Esas No: 2014/4862
Karar No: 2015/15996
Karar Tarihi: 04.05.2015
Yargıtay 22. Hukuk Dairesi 2014/4862 Esas 2015/15996 Karar Sayılı İlamı
"İçtihat Metni"
MAHKEMESİ :İş Mahkemesi
DAVA : Davacı, kıdem, ihbar tazminatı, fazla mesai, hafta tatili ile ulusal bayram ve genel tatil ücreti alacaklarının ödetilmesine karar verilmesini istemiştir.
Mahkeme, isteği kısmen hüküm altına almıştır.
Hüküm süresi içinde davalılar avukatları tarafından temyiz edilmiş olmakla, dava dosyası için Tetkik Hakimi ... tarafından düzenlenen rapor dinlendikten sonra dosya incelendi, gereği konuşulup düşünüldü:
Y A R G I T A Y K A R A R I
Davacı İsteminin Özeti:
Davacı, güvenlik görevlisi olarak çalıştığını, iş sözleşmesinin haklı sebep olmaksızın işverence feshedildiğini ileri sürerek, kıdem ve ihbar tazminatları ile hafta tatili, fazla çalışma ve genel tatil alacaklarını istemiştir.
Davalı Cevabının Özeti:
Davalı Bakanlık; öncelikle görevsizlik itirazında bulunmuşlar, davanın görev (yargı yolu) yönünden reddini, husumet yönünden itirazda bulunmuş, esas yönünden de mesnetsiz ve hukuki dayanaktan yoksun olarak açılan davanın reddine karar verilmesini savunmuştur.
Mahkeme Kararının Özeti:
Mahkemece, toplanan deliller ve bilirkişi raporuna dayanılarak, davacının iş sözleşmesinin haklı bir sebep olmaksızın davalı tarafından sona erdirildiği, diğer taleplerine ilişkin alacakları da olduğu gerekçesiyle davanın kısmen kabulüne karar verilmiştir.
Temyiz:
Kararı davalılar vekilleri temyiz etmiştir.
Gerekçe:
1-Dosyadaki yazılara toplanan delillerle kararın dayandığı kanuni gerektirici sebeplere göre, davalı Bakanlığın tüm ve davalı şirketin aşağıdaki bendin kapsamı dışında kalan temyiz itirazlarının şu aşamada değerlendirilmesi yerinde değildir.
2-Yargılamanın sağlıklı bir biçimde sürdürülebilmesi, iddianın ileri sürülmesi, savunmanın yapılabilmesi ile delillerin eksiksiz olarak toplanılıp tartışılabilmesi öncelikle tarafların yargılamadan haberdar edilmeleri ile mümkündür. Hasımsız davalar hariç olmak üzere dava dilekçesi ile duruşma gün ve saati karşı tarafa tebliğ edilmeden ve taraf teşkili sağlanmadan, davaya bakılamaz, yargılama yapılamaz.

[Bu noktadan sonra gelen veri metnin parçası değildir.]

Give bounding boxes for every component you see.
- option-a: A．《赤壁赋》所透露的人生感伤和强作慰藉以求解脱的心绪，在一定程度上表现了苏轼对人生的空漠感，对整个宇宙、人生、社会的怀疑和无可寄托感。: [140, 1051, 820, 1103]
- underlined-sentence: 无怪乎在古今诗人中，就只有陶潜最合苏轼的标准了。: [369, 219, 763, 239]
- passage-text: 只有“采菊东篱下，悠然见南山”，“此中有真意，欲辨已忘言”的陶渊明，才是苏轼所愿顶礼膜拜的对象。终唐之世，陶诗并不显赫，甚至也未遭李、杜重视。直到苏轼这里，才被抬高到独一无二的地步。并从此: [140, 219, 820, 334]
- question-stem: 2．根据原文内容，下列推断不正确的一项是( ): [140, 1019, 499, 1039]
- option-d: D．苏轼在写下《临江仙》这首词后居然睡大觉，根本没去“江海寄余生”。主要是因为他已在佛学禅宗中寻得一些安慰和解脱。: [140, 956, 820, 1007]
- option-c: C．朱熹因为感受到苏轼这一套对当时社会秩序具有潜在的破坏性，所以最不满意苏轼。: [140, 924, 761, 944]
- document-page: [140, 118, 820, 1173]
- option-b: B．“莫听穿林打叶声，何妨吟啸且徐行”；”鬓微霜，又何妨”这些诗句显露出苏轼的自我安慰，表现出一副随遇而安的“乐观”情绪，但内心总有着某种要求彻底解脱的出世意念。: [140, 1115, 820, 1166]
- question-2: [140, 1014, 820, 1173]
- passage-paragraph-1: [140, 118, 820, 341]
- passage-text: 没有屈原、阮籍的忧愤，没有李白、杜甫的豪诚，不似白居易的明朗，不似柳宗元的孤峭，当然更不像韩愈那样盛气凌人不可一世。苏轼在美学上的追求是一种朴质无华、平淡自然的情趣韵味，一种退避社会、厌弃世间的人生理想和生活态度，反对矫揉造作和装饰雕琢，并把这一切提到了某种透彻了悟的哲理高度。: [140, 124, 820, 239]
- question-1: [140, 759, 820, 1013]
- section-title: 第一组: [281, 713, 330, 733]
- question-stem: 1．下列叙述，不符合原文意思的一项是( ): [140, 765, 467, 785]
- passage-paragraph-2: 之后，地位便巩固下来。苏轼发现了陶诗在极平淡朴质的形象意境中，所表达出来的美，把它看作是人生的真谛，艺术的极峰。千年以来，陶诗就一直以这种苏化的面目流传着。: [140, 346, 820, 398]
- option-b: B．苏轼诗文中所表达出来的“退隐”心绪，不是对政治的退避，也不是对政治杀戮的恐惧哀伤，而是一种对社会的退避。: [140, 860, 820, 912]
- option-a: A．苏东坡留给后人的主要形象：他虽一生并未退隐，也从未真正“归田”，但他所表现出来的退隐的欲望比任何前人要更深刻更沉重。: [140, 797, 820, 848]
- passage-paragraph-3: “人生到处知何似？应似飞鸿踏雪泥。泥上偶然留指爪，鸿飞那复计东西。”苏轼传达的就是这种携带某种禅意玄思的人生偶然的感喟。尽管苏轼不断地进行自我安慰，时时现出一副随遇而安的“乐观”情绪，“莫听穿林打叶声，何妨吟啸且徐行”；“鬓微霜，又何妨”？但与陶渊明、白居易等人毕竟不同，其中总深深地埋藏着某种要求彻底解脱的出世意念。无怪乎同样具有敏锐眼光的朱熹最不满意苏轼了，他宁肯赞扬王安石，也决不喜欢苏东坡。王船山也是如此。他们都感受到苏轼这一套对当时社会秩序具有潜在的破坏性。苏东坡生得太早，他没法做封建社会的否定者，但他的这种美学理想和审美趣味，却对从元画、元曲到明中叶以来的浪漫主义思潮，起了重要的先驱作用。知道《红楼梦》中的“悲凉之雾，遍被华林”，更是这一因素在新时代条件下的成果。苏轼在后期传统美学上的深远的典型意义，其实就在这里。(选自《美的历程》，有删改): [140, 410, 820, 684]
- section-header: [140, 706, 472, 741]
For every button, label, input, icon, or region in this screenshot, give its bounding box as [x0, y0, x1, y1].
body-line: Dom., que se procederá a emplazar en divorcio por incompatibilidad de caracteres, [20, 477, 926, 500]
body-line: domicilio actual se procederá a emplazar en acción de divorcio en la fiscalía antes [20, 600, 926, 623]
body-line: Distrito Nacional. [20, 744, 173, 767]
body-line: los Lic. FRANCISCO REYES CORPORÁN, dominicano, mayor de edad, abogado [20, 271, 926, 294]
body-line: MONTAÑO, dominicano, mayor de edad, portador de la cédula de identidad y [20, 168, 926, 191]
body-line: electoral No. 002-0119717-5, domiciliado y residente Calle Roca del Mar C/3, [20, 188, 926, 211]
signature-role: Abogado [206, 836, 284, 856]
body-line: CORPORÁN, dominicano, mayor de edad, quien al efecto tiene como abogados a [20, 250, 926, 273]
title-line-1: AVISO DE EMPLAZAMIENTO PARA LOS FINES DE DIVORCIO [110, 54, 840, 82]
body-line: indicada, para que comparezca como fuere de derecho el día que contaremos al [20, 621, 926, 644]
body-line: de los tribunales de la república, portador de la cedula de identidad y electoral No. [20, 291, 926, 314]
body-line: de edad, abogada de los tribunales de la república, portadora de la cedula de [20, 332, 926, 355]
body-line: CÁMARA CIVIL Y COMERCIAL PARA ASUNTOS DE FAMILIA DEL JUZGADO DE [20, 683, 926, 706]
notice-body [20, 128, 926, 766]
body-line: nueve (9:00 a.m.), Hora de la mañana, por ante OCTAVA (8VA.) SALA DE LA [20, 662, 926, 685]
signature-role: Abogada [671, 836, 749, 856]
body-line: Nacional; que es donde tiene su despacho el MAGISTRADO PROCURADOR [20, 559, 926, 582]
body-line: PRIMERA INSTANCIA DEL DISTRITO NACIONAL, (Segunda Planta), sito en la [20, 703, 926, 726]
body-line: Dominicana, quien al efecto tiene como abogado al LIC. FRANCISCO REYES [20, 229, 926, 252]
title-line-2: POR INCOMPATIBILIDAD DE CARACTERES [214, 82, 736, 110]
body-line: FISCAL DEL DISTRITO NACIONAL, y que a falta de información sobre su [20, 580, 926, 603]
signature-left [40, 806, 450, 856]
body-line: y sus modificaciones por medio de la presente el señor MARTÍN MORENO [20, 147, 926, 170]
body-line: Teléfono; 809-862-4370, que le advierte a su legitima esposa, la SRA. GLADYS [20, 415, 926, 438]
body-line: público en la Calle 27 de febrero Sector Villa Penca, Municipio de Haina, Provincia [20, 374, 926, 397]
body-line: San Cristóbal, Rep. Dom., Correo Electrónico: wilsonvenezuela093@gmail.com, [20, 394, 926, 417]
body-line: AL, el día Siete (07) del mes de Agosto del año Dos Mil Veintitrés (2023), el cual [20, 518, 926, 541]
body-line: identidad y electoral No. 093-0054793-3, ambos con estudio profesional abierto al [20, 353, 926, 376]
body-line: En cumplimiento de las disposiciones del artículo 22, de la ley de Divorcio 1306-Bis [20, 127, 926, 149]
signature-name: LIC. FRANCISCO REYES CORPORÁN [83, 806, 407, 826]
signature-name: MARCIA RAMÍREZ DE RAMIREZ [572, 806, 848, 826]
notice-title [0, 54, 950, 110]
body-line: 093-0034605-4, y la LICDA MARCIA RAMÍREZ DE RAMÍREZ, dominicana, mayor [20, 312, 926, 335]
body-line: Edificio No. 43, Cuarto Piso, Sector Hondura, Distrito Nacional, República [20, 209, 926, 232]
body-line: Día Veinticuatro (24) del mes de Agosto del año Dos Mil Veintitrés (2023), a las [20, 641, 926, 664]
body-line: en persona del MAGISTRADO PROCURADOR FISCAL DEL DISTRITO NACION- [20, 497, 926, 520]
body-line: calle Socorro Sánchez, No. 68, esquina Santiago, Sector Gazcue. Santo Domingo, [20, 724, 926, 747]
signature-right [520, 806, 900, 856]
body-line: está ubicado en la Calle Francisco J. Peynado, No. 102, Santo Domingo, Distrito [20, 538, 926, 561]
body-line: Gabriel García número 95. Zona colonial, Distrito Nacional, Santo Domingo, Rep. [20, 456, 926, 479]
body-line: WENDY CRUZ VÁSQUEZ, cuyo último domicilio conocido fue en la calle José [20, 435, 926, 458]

Davanın tarafları ile vekillerinin davaya ilişkin işlemleri öğrenebilmesi için, tebligatın usulüne uygun olarak yapılması, duruşma gün ve saatinin kendilerine bildirilmesi gerekmektedir.
Somut olayda davalı şirkete tüm tebligatların dava dilekçesinde bildirilen adrese yapıldığı iade dönen tebligatların; davalının resmi kayıtlardaki adresi araştırılmadan 7201 sayılı Tebligat Kanunu"nun 35. maddesi ile Tebligat Kanununun Uygulanmasına Dair Yönetmeliğin 57. maddesi uyarınca usulsüz tebliğ edildiği anlaşılmaktadır.
Davalı şirketin tebligata yarar adresi bağlı olduğu Ticaret Sicili Memurluğundan sorularak, tespit edilecek adrese davalının Anayasa’nın 36. maddesinde de açıklanan savunma hakkını kullanabilmesi için yalnızca karar değil dava dilekçesi ekli duruşma gün saat bildirir davetiye, bilirkişi raporu, ıslah dilekçesi ve davetiyenin Tebligat Kanunu ve ilgili tüzük hükümlerine uygun şekilde tebliğ edilmesi ve taraf delilleri toplandıktan sonra esas hakkında değerlendirme yapılması gerekmektedir. Kamu düzenine ilişkin bu yön gözardı edilerek yazılı şekilde hüküm kurulması usul ve kanuna aykırı olup bozma sebebidir.
Sonuç:
Temyiz olunan kararın, yukarıda yazılı sebepten dolayı BOZULMASINA, peşin alınan temyiz harcının istek halinde ilgiliye iadesine, 04.05.2015 tarihinde oybirliğiyle karar verildi.